Среди причин, составляющих русскую революцию, нет ни одной не литературного содержания. Так формулировал философ Василий Розанов смысл революции 1917 года
Вся русская литература звала к революции, даже если не все писатели это понимали. В результате мы получили такую революцию, которая вместе с ненавистным царизмом уничтожила Россию.
Мы до сих пор выползаем из-под руин. Мы плаваем в море разбитых ценностей. У нас нет общих ценностей. Мы остались народом, но не превратились в нацию, объединенную базовыми представлениями о жизни. У каждого есть свой мешочек ценностей, зажатый в руке. В этом мешочке, как разноцветные шарики, переливаются разнородные, разрозненные идеи. Среди этих шариков есть шарики великой имперской России, шарики сталинизма, шарики вечного бунта и несогласия, шарики демократии, маниловщины, либерализма, крупные шарики культа силы, странные шарики древнерусских, средневековых представлений о добре и зле, шарики православия и шарики русского раскола, шарики крепостного рабства, декларированного цинизма, искреннего бесчестия. Трясутся в мешочках большие шарики страха, битые шарики патриотизма, холуйства, космополитизма, робкой хитрости, западничества, самодеятельного фашизма. В России, возможно, нет и двух человек с одинаковым набором ценностей. Даже близкие люди — и то разный набор. У одного 45 процента демократии и 55 процента национализма. А у другого ровно наоборот. А еще эти шарики склонны к изменениям и превращениям. Сегодня патриотизм — одно, завтра — другое. Подвижная система. Шарики заходят за ролики. Есть, конечно, объединяющие идеи. Например, недоверчивость и подозрительность. Или невыспанность, хмурость. Идешь по улице — полно невыспавшегося народа.
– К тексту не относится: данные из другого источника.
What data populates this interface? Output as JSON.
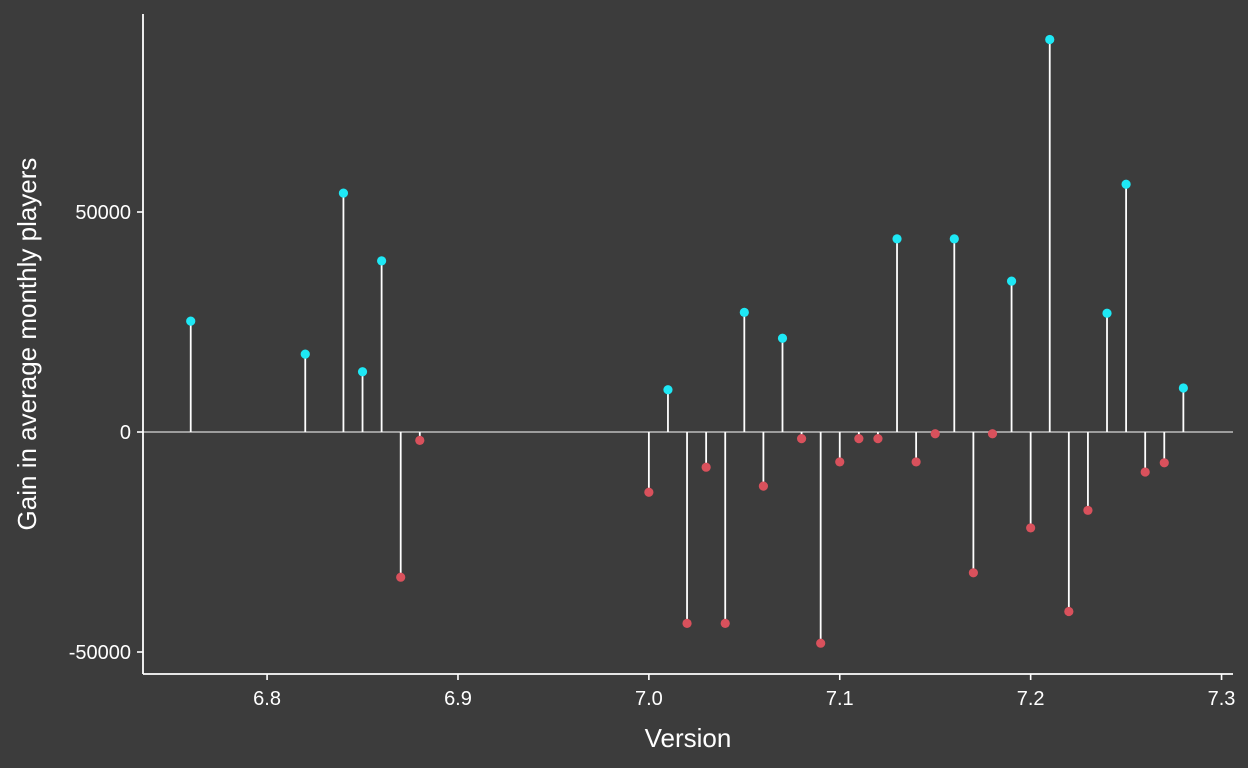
{
  "chart_data": {
    "type": "lollipop",
    "title": "",
    "xlabel": "Version",
    "ylabel": "Gain in average monthly players",
    "xlim": [
      6.735,
      7.306
    ],
    "ylim": [
      -55000,
      95000
    ],
    "x_ticks": [
      6.8,
      6.9,
      7.0,
      7.1,
      7.2,
      7.3
    ],
    "x_tick_labels": [
      "6.8",
      "6.9",
      "7.0",
      "7.1",
      "7.2",
      "7.3"
    ],
    "y_ticks": [
      -50000,
      0,
      50000
    ],
    "y_tick_labels": [
      "-50000",
      "0",
      "50000"
    ],
    "grid": false,
    "zero_line": true,
    "colors": {
      "background": "#3c3c3c",
      "axis": "#ffffff",
      "stem": "#ffffff",
      "positive": "#1ee8f5",
      "negative": "#d9515c",
      "zero_line": "#bdbdbd"
    },
    "points": [
      {
        "x": 6.76,
        "y": 25200
      },
      {
        "x": 6.82,
        "y": 17700
      },
      {
        "x": 6.84,
        "y": 54300
      },
      {
        "x": 6.85,
        "y": 13700
      },
      {
        "x": 6.86,
        "y": 38900
      },
      {
        "x": 6.87,
        "y": -33000
      },
      {
        "x": 6.88,
        "y": -1900
      },
      {
        "x": 7.0,
        "y": -13700
      },
      {
        "x": 7.01,
        "y": 9600
      },
      {
        "x": 7.02,
        "y": -43500
      },
      {
        "x": 7.03,
        "y": -8000
      },
      {
        "x": 7.04,
        "y": -43500
      },
      {
        "x": 7.05,
        "y": 27200
      },
      {
        "x": 7.06,
        "y": -12300
      },
      {
        "x": 7.07,
        "y": 21300
      },
      {
        "x": 7.08,
        "y": -1500
      },
      {
        "x": 7.09,
        "y": -48000
      },
      {
        "x": 7.1,
        "y": -6800
      },
      {
        "x": 7.11,
        "y": -1500
      },
      {
        "x": 7.12,
        "y": -1500
      },
      {
        "x": 7.13,
        "y": 43900
      },
      {
        "x": 7.14,
        "y": -6800
      },
      {
        "x": 7.15,
        "y": -400
      },
      {
        "x": 7.16,
        "y": 43900
      },
      {
        "x": 7.17,
        "y": -32000
      },
      {
        "x": 7.18,
        "y": -400
      },
      {
        "x": 7.19,
        "y": 34300
      },
      {
        "x": 7.2,
        "y": -21800
      },
      {
        "x": 7.21,
        "y": 89200
      },
      {
        "x": 7.22,
        "y": -40800
      },
      {
        "x": 7.23,
        "y": -17800
      },
      {
        "x": 7.24,
        "y": 27000
      },
      {
        "x": 7.25,
        "y": 56300
      },
      {
        "x": 7.26,
        "y": -9100
      },
      {
        "x": 7.27,
        "y": -7000
      },
      {
        "x": 7.28,
        "y": 10000
      }
    ]
  }
}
Никто не улыбнется.
Но шарики все-таки куда-то катятся, и что-то существенно меняется. Кажется, мы все катимся к революции, повторяя историю столетней давности. Мелькают картинки старых времен. Ходынка. Кровавое воскресенье. Поп Гапон. Баррикады на Пресне. Казаки с нагайками. Мода на революцию. Видные модницы с шоколадными конфетами в постели, полуголые, разговаривают о пролетариате. Горький на Капри. Распутин. Черная сотня. Бессмысленный Блок.
Шарик черной сотни тоже входит в ассорти наших национальных ценностей. Поменяли казаков на "космонавтов". Горького нет, но зато бурно развивается радикализация интеллигенции. Распутина нет, но в воздухе уже разлит коллективный Распутин. Ленина нет, но что-то в тучах собирается похожее на его облик. И гордо реет буревестник.
Царская власть сделала все, чтобы ее возненавидели. Она мухлевала, врала, завиралась. Она давила даже робкие мысли о свободе. Она послала Достоевского на каторгу фактически по пустому делу. Она была полной дурой. Ее ненавидели люто. Считалось, что хуже нее ничего нет. Были, правда, редкие пророки, вроде Михаила Гершензона, который считал, что царские штыки лучше народного бунта. Но таких пророков ненавидели не меньше, чем царизм. Презирали соглашателей, умеренные партии, приспособленцев. Ленин писал о партийности литературы. Кто не с нами, тот против нас. Горький обозвал Серебряный век "позорным десятилетием". Потом стеснялся. Правда, тогда бурно развивался русский капитализм, рубль был крепкой валютой, но видели в основном лишь эксплуатацию человека человеком. Розанов ругал всю сатирическую линию русской литературы, от Кантемира и Фонвизина. Поносил Гоголя и Щедрина. Но потом признал их правоту, потому что в дни революции Русь "слиняла в три дня". Многим на удивление "слинял" и Советский Союз, и многие горько оплакивают его — эти слезы превращаются в шарики сталинизма.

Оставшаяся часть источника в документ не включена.